NAD stands for nicotinamide adenine dinucleotide. It is a molecule that is within every living cell in the body and, therefore, it is necessary for life. NAD is responsible for powering the metabolism. It does this by converting the food we consume into the energy that our body needs to carry out all of its functions. It is also responsible for turning off those pesky genes that accelerate the aging process. Quite simply, without NAD, we wouldn’t be able to live.
History of NAD in biology
The discovery of NAD and its various functions has started a century ago and closely followed the pace of major steps ahead in science.
William John Young and Sir Arthur Harden are responsible for identifying NAD+ in 1906, as part of their efforts to understand fermentation. Nevertheless, the information did not simply flood after this. It took another two decades for more NAD+ recognition.
Euler-Chelpin determined that the structure of NAD+ consisted of two nucleotides, which are the building blocks for nucleic acids that make up DNA. At the time, discovering that the metabolic process of fermentation relied on NAD+ was a monumental discovery. It foreshadowed what we know today about the vital role of NAD+ in the metabolic processes in humans.
Within the next decade, Arthur Kornberg discovered the enzyme that creates NAD+; NAD synthetase. This is the same Arthur Kornberg that later won a Nobel Prize for showing how RNA and DNA are formed. His research into NAD synthetase was the start of understanding the formation of NAD+.
Scientists Philip Handler and Jack Preiss then further helped scientists understand the role of NAD+ in the diet when they defined the Preiss-Handler pathway. However, it was not until the 1960s that we really started to understand how critical NAD+ is. This was when Paul Mandel and Pierre Chambon, two French scientists, identified Poly ADP-ribosylation. This is the process whereby NAD+ breaks down into two parts; one that meets up with protein and one that is recycled. This research created the field of PARPs, which is a group of proteins that required NAD+ to carry out cellular functions, and is critical to DNA repair.
More recently, in 2017, it was shown by David Sinclair, from Harvard Medical School, that aging in animals could be significantly slowed through supplementation with a NAD enhancer. It is a world premiere which reveals that it exists a simple and consistent way to improve NAD levels in mammals. This giant leap for longevity and the treatment of metabolic diseases related to aging, is now a craze for the whole scientific community in a quest to master NAD and its beneficial effects in humans.
NAD is a vital coenzyme, which is found in every cell in your body. It is involved in hundreds of metabolic processes, like mitochondrial health and cellular energy. As a coenzyme, NAD is a ‘helper’ molecule. It binds to other enzymes, helping cause reactions at molecular level. It is essential for many mechanisms among which:
- Activating DNA repair enzymes, specifically PARPs
- Producing energy through ATP – cells like activated immune cells, which have high energy demands, are believed to require even more NAD
- Metabolize glucose/fatty acids
- Activating sirtuins, the longevity genes, which helps cells maintain overall health and respond to stress.

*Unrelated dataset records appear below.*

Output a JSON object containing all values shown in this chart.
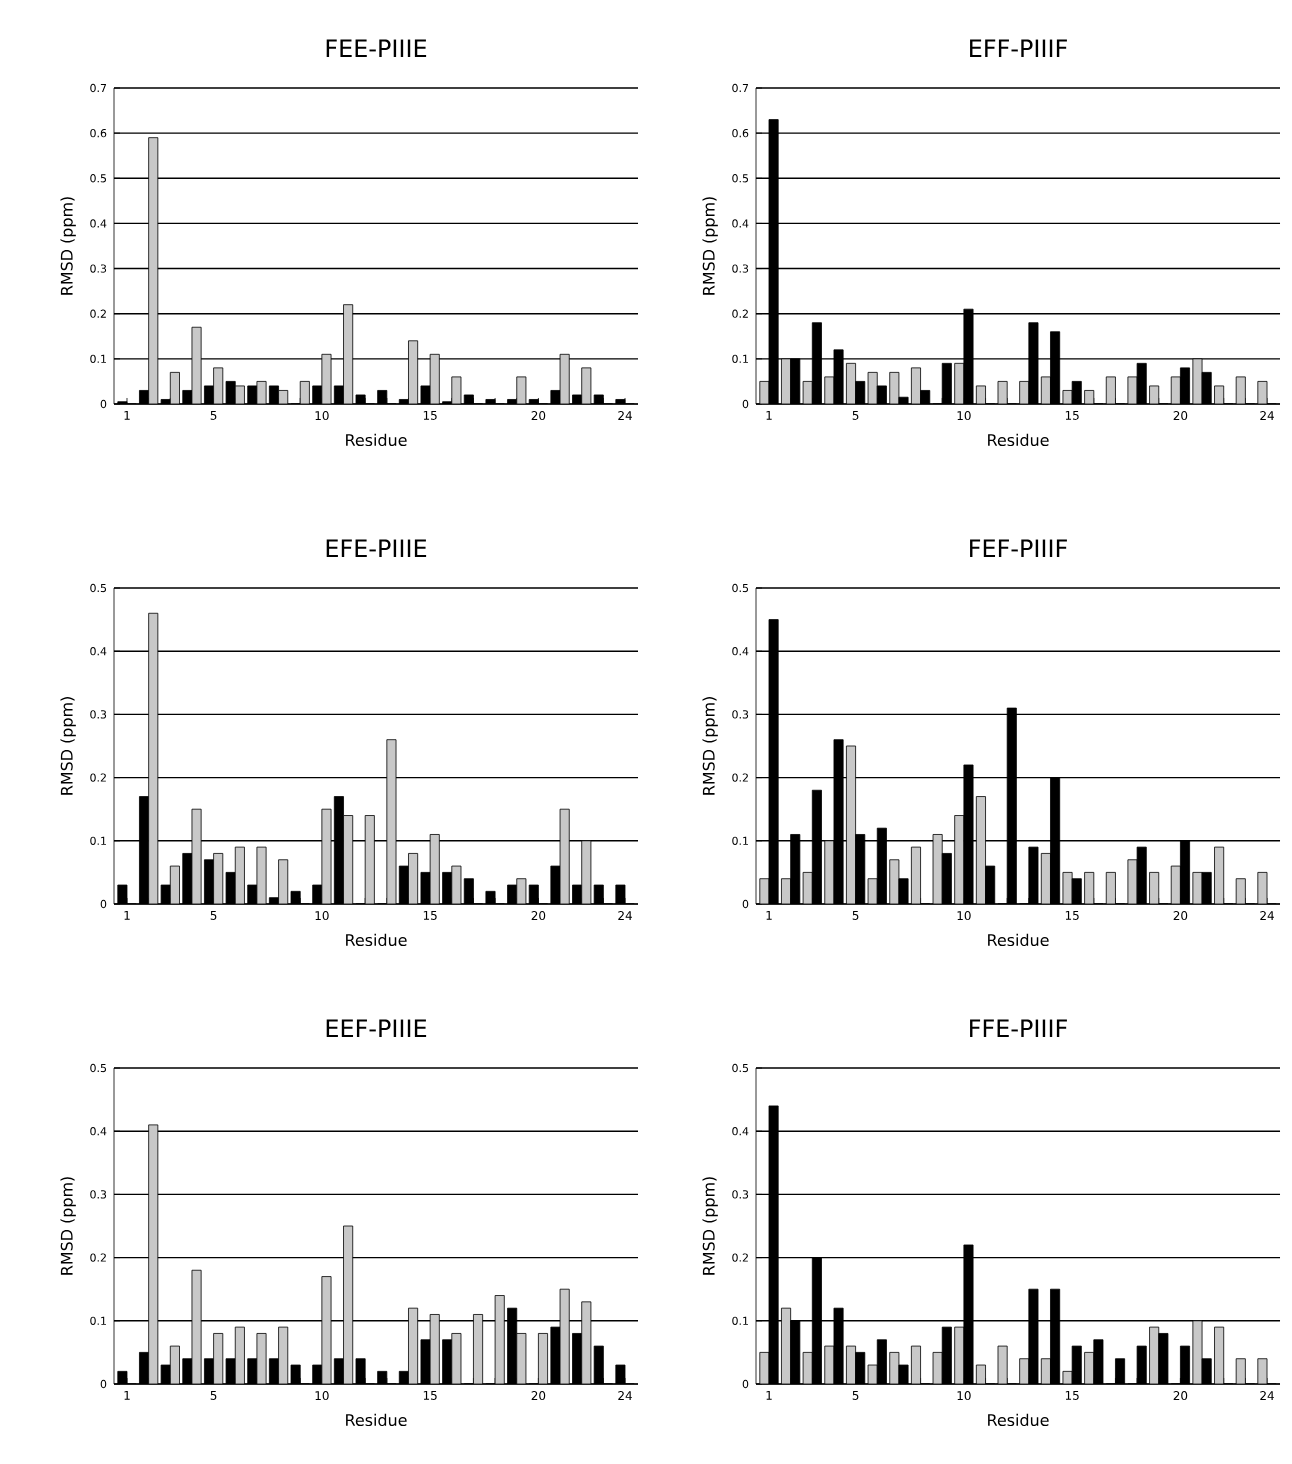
{
  "chart_data": [
    {
      "type": "bar",
      "title": "FEE-PIIIE",
      "xlabel": "Residue",
      "ylabel": "RMSD (ppm)",
      "categories": [
        "1",
        null,
        null,
        null,
        "5",
        null,
        null,
        null,
        null,
        "10",
        null,
        null,
        null,
        null,
        "15",
        null,
        null,
        null,
        null,
        "20",
        null,
        null,
        null,
        "24"
      ],
      "ylim": [
        0,
        0.7
      ],
      "yticks": [
        0,
        0.1,
        0.2,
        0.3,
        0.4,
        0.5,
        0.6,
        0.7
      ],
      "grid": "y",
      "series": [
        {
          "color": "#000000",
          "values": [
            0.005,
            0.03,
            0.01,
            0.03,
            0.04,
            0.05,
            0.04,
            0.04,
            0,
            0.04,
            0.04,
            0.02,
            0.03,
            0.01,
            0.04,
            0.005,
            0.02,
            0.01,
            0.01,
            0.01,
            0.03,
            0.02,
            0.02,
            0.01
          ]
        },
        {
          "color": "#c8c8c8",
          "values": [
            0,
            0.59,
            0.07,
            0.17,
            0.08,
            0.04,
            0.05,
            0.03,
            0.05,
            0.11,
            0.22,
            0,
            0,
            0.14,
            0.11,
            0.06,
            0,
            0,
            0.06,
            0,
            0.11,
            0.08,
            0,
            0
          ]
        }
      ]
    },
    {
      "type": "bar",
      "title": "EFF-PIIIF",
      "xlabel": "Residue",
      "ylabel": "RMSD (ppm)",
      "categories": [
        "1",
        null,
        null,
        null,
        "5",
        null,
        null,
        null,
        null,
        "10",
        null,
        null,
        null,
        null,
        "15",
        null,
        null,
        null,
        null,
        "20",
        null,
        null,
        null,
        "24"
      ],
      "ylim": [
        0,
        0.7
      ],
      "yticks": [
        0,
        0.1,
        0.2,
        0.3,
        0.4,
        0.5,
        0.6,
        0.7
      ],
      "grid": "y",
      "series": [
        {
          "color": "#c8c8c8",
          "values": [
            0.05,
            0.1,
            0.05,
            0.06,
            0.09,
            0.07,
            0.07,
            0.08,
            0,
            0.09,
            0.04,
            0.05,
            0.05,
            0.06,
            0.03,
            0.03,
            0.06,
            0.06,
            0.04,
            0.06,
            0.1,
            0.04,
            0.06,
            0.05
          ]
        },
        {
          "color": "#000000",
          "values": [
            0.63,
            0.1,
            0.18,
            0.12,
            0.05,
            0.04,
            0.015,
            0.03,
            0.09,
            0.21,
            0,
            0,
            0.18,
            0.16,
            0.05,
            0,
            0,
            0.09,
            0,
            0.08,
            0.07,
            0,
            0,
            0
          ]
        }
      ]
    },
    {
      "type": "bar",
      "title": "EFE-PIIIE",
      "xlabel": "Residue",
      "ylabel": "RMSD (ppm)",
      "categories": [
        "1",
        null,
        null,
        null,
        "5",
        null,
        null,
        null,
        null,
        "10",
        null,
        null,
        null,
        null,
        "15",
        null,
        null,
        null,
        null,
        "20",
        null,
        null,
        null,
        "24"
      ],
      "ylim": [
        0,
        0.5
      ],
      "yticks": [
        0,
        0.1,
        0.2,
        0.3,
        0.4,
        0.5
      ],
      "grid": "y",
      "series": [
        {
          "color": "#000000",
          "values": [
            0.03,
            0.17,
            0.03,
            0.08,
            0.07,
            0.05,
            0.03,
            0.01,
            0.02,
            0.03,
            0.17,
            0,
            0,
            0.06,
            0.05,
            0.05,
            0.04,
            0.02,
            0.03,
            0.03,
            0.06,
            0.03,
            0.03,
            0.03
          ]
        },
        {
          "color": "#c8c8c8",
          "values": [
            0,
            0.46,
            0.06,
            0.15,
            0.08,
            0.09,
            0.09,
            0.07,
            0,
            0.15,
            0.14,
            0.14,
            0.26,
            0.08,
            0.11,
            0.06,
            0,
            0,
            0.04,
            0,
            0.15,
            0.1,
            0,
            0
          ]
        }
      ]
    },
    {
      "type": "bar",
      "title": "FEF-PIIIF",
      "xlabel": "Residue",
      "ylabel": "RMSD (ppm)",
      "categories": [
        "1",
        null,
        null,
        null,
        "5",
        null,
        null,
        null,
        null,
        "10",
        null,
        null,
        null,
        null,
        "15",
        null,
        null,
        null,
        null,
        "20",
        null,
        null,
        null,
        "24"
      ],
      "ylim": [
        0,
        0.5
      ],
      "yticks": [
        0,
        0.1,
        0.2,
        0.3,
        0.4,
        0.5
      ],
      "grid": "y",
      "series": [
        {
          "color": "#c8c8c8",
          "values": [
            0.04,
            0.04,
            0.05,
            0.1,
            0.25,
            0.04,
            0.07,
            0.09,
            0.11,
            0.14,
            0.17,
            0,
            0,
            0.08,
            0.05,
            0.05,
            0.05,
            0.07,
            0.05,
            0.06,
            0.05,
            0.09,
            0.04,
            0.05
          ]
        },
        {
          "color": "#000000",
          "values": [
            0.45,
            0.11,
            0.18,
            0.26,
            0.11,
            0.12,
            0.04,
            0,
            0.08,
            0.22,
            0.06,
            0.31,
            0.09,
            0.2,
            0.04,
            0,
            0,
            0.09,
            0,
            0.1,
            0.05,
            0,
            0,
            0
          ]
        }
      ]
    },
    {
      "type": "bar",
      "title": "EEF-PIIIE",
      "xlabel": "Residue",
      "ylabel": "RMSD (ppm)",
      "categories": [
        "1",
        null,
        null,
        null,
        "5",
        null,
        null,
        null,
        null,
        "10",
        null,
        null,
        null,
        null,
        "15",
        null,
        null,
        null,
        null,
        "20",
        null,
        null,
        null,
        "24"
      ],
      "ylim": [
        0,
        0.5
      ],
      "yticks": [
        0,
        0.1,
        0.2,
        0.3,
        0.4,
        0.5
      ],
      "grid": "y",
      "series": [
        {
          "color": "#000000",
          "values": [
            0.02,
            0.05,
            0.03,
            0.04,
            0.04,
            0.04,
            0.04,
            0.04,
            0.03,
            0.03,
            0.04,
            0.04,
            0.02,
            0.02,
            0.07,
            0.07,
            0,
            0,
            0.12,
            0,
            0.09,
            0.08,
            0.06,
            0.03
          ]
        },
        {
          "color": "#c8c8c8",
          "values": [
            0,
            0.41,
            0.06,
            0.18,
            0.08,
            0.09,
            0.08,
            0.09,
            0,
            0.17,
            0.25,
            0,
            0,
            0.12,
            0.11,
            0.08,
            0.11,
            0.14,
            0.08,
            0.08,
            0.15,
            0.13,
            0,
            0
          ]
        }
      ]
    },
    {
      "type": "bar",
      "title": "FFE-PIIIF",
      "xlabel": "Residue",
      "ylabel": "RMSD (ppm)",
      "categories": [
        "1",
        null,
        null,
        null,
        "5",
        null,
        null,
        null,
        null,
        "10",
        null,
        null,
        null,
        null,
        "15",
        null,
        null,
        null,
        null,
        "20",
        null,
        null,
        null,
        "24"
      ],
      "ylim": [
        0,
        0.5
      ],
      "yticks": [
        0,
        0.1,
        0.2,
        0.3,
        0.4,
        0.5
      ],
      "grid": "y",
      "series": [
        {
          "color": "#c8c8c8",
          "values": [
            0.05,
            0.12,
            0.05,
            0.06,
            0.06,
            0.03,
            0.05,
            0.06,
            0.05,
            0.09,
            0.03,
            0.06,
            0.04,
            0.04,
            0.02,
            0.05,
            0,
            0,
            0.09,
            0,
            0.1,
            0.09,
            0.04,
            0.04
          ]
        },
        {
          "color": "#000000",
          "values": [
            0.44,
            0.1,
            0.2,
            0.12,
            0.05,
            0.07,
            0.03,
            0,
            0.09,
            0.22,
            0,
            0,
            0.15,
            0.15,
            0.06,
            0.07,
            0.04,
            0.06,
            0.08,
            0.06,
            0.04,
            0,
            0,
            0
          ]
        }
      ]
    }
  ]
}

How NAD is used in our body
There are a number of practical ways that NAD is used in the body. For instance, All alcohol is created from sugar. Because of this, alcohol needs to be detoxified so that alcohol can be processed. This detoxification demands enzymes that need NAD to function.
Also, energy metabolism is one of the most essential functions of NAD. Cells use NAD for turning drinks and food into energy so we can stay healthy. In this process, the nutrients can be utilized more efficiently if the metabolism related to energy production works optimally. In particular, NAD will help convert carbs into energy by turning into NADH. This is because it has a vital role in glycolysis, which is the cycle our bodies use for converting sugars into energy.
The regulation of circadian rhythms is something NAD assists with, keeping them working at their best and in sync. This is vital because when they are not working to this level this is how the likes of sleep deprivation and jet lag happens.
Last but definitely not least, aging is the most significant factor that needs NAD. A person’s levels of NAD in its 60 are approximately half of what they were in its 40s. So raising its levels could be the best idea to increase longevity.
The rise of NAD precursors
Precursors are intermediate molecule that are used by the body to produce other active molecules. There are a number of NAD precursors that have been identified that make utilization of natural pathways that result in NAD. This includes nicotinamide mononucleotide, nicotinamide riboside, nicotinamide, and nicotinic acid. NAD precursors follow pathways that should be thought of as the various routes you can take in order to arrive at a destination. For the most direct route, NMN is the precursor of choice, as NMN binds together in the cells to make NAD.
NAD, the molecule of the century?
NAD has been hugely critical for almost 100 years, yet the gradual pace of technological development and scientific research has only now started to reveal how it can be used. NAD has monumental potential, and how this will be fulfilled is an exciting part of current research. Scientists are looking into the numerous ways this one molecule could enhance human health, especially in older adults. Especially, some of the current human clinical trials that involve the NMN precursor have proven it effectively metabolised and safe, opening the door to its availability to the public for unprecedented benefits.